There are many benefits of the groups. We share inspirational or funny photos, tips to battling our diseases, or just the knowledge that we’re not in this fight alone. Which is no small thing, really.
However, there can be a down side. Sometimes it’s hard to see that there are SO MANY of us out there that are hurting and sick. Sometimes the tips that are meant to be helpful can be too pushy and not helpful at all.
We’re all only human, after all.
One of these groups recently shared a blog about things you should and shouldn’t do with a chronic illness. And while it had some great information, there was one item that really irked me. It was saying that you should immediately change your diet to one excluding dairy, soy, gluten, and anything else that might possibly cause a problem.
This is advice I’ve heard many times since my diagnosis, and not once from any my doctors.

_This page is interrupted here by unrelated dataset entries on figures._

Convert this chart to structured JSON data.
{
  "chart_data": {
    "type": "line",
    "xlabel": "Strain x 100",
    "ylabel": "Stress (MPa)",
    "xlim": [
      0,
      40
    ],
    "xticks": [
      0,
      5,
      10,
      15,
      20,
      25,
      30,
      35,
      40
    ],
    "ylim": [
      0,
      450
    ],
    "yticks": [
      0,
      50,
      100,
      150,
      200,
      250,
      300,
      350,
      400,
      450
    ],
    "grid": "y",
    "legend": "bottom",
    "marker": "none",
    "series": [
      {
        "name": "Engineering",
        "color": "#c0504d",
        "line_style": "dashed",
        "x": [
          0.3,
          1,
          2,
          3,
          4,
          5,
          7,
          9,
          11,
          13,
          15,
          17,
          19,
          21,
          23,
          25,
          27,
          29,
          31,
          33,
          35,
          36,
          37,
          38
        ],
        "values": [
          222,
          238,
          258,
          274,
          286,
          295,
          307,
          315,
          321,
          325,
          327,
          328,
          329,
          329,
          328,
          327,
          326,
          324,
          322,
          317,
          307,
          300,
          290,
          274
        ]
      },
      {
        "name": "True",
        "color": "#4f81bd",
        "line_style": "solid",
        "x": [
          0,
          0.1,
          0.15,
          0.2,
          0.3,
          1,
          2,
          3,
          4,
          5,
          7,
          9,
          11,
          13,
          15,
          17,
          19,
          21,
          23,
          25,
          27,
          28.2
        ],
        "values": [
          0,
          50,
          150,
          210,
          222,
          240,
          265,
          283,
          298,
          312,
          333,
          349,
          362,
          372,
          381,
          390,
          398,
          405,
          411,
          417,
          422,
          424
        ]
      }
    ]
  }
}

It is flung far and wide on the internet without any recommendation that you first discuss any extreme diet changes with your doctor.
And this is why that’s an issue for me…
Not any one diet will work for everyone. While soy might irritate my friend, I can tolerate it just fine and it has NO impact on my RA or anything else. I can have most dairy, but straight milk is not good for me. However, I know others among my groups that don’t have any difficulties with dairy.
Yes, there is some research out there that certain diets can help relieve some symptoms of various illnesses. Will it work for everyone? Nope. Just like each medicine doesn’t work for every one of us. Discussing diet options with your doctors means that you can find a plan that WORKS FOR YOU. Just like discussing treatment options with your doctors means that you can find a plan that is designed to work for you.
I’m not telling you to not make some changes to possibly ease your pain. I’m not telling you that you must, either. I’m telling you to make informed decisions that involve your medical caregivers so that you can get the very best results FOR YOU.
As for the next person who tells me to I need to give up gluten, my doctor says I can have all the bread I want. Excuse me while I go make some toast.